Public health officials typically know where clusters of religious vaccine objectors live. But it's harder to pinpoint the anti-vaxxers.

These folks definitely form virtual clusters online. Wilson says social media was an unfortunate game-changer for the anti-vaccine movement.

"These people who would be ... interspersed normally and may not meet someone else who has the same belief system — and might eventually have given it up — can now find people who reinforce their belief systems," he says.

Sometimes anti-vaccine families cluster spatially as well. Some schools and communities are more tolerant of alternative thinking.


Before the measles vaccine was introduced around 1970, outbreaks generally occurred in late winter and spring.

Now, Spika says importations often happen in periods when families travel, such as over the Christmas holidays or during the March break. Cases come to Canada from places where the virus is spreading, which in recent years has included the Netherlands, France, India, China and the Philippines.

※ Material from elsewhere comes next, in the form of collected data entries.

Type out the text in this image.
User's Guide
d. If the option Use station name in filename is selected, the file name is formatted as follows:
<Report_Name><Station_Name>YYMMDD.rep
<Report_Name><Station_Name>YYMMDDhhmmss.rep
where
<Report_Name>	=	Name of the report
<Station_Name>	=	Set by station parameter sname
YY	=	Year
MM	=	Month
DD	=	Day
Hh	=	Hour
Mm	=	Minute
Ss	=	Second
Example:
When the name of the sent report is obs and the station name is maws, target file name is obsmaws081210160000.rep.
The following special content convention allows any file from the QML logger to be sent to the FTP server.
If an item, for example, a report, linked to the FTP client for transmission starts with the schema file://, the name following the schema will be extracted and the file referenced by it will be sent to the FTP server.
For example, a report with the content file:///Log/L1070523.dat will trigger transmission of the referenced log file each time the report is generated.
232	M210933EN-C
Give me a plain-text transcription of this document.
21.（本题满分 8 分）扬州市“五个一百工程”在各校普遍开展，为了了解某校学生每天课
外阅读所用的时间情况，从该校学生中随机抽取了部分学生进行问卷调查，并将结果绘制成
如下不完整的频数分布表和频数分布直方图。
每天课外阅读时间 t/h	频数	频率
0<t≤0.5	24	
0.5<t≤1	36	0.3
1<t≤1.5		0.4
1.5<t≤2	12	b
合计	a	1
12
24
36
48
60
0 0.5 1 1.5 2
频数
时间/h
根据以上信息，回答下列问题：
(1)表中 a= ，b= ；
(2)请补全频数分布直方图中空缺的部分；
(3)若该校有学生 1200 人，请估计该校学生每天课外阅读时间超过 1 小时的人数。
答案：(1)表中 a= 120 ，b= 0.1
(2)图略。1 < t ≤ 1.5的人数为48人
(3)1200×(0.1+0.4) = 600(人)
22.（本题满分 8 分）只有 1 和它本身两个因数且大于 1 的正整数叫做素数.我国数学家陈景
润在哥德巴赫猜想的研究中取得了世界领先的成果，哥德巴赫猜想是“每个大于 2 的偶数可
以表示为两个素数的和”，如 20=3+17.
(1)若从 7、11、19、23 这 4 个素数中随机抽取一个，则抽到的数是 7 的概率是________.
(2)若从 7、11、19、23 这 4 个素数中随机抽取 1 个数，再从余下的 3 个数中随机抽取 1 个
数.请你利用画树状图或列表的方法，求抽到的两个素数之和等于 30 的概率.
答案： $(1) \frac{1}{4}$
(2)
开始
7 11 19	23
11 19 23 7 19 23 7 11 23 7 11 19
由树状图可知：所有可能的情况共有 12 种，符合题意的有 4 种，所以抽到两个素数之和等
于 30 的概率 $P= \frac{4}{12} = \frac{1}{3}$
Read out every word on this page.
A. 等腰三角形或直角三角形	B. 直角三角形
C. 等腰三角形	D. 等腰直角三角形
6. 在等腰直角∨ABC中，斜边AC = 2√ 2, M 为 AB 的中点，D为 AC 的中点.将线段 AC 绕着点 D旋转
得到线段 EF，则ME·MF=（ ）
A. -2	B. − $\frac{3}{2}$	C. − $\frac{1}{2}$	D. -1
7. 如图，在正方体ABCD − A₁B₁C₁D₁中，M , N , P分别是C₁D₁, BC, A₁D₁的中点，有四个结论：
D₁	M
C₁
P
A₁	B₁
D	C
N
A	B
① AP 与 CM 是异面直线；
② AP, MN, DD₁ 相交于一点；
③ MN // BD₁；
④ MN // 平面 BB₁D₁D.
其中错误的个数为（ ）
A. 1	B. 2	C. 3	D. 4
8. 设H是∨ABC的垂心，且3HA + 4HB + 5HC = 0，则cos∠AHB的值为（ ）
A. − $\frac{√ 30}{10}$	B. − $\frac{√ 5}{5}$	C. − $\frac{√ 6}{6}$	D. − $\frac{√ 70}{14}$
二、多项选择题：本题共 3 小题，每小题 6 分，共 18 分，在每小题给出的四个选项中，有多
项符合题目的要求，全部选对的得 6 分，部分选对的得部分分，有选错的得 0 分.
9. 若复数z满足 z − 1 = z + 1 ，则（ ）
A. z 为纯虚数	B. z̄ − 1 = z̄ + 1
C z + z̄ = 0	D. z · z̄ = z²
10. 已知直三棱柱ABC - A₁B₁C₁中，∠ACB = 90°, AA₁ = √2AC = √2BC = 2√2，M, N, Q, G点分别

Public health officials point to a 1998 publication in the journal the Lancet as a seminal event in the anti-vaccination movement.

True, there were vaccine opponents before, and all vaccine rejection is not tied to this paper, but it fuelled a massive surge in the ranks of the anti-vaxxers.

The paper proposed a link between the measles vaccine and development of autism. The paper has since been discredited, disproved and expunged from the medical literature. But damage remains.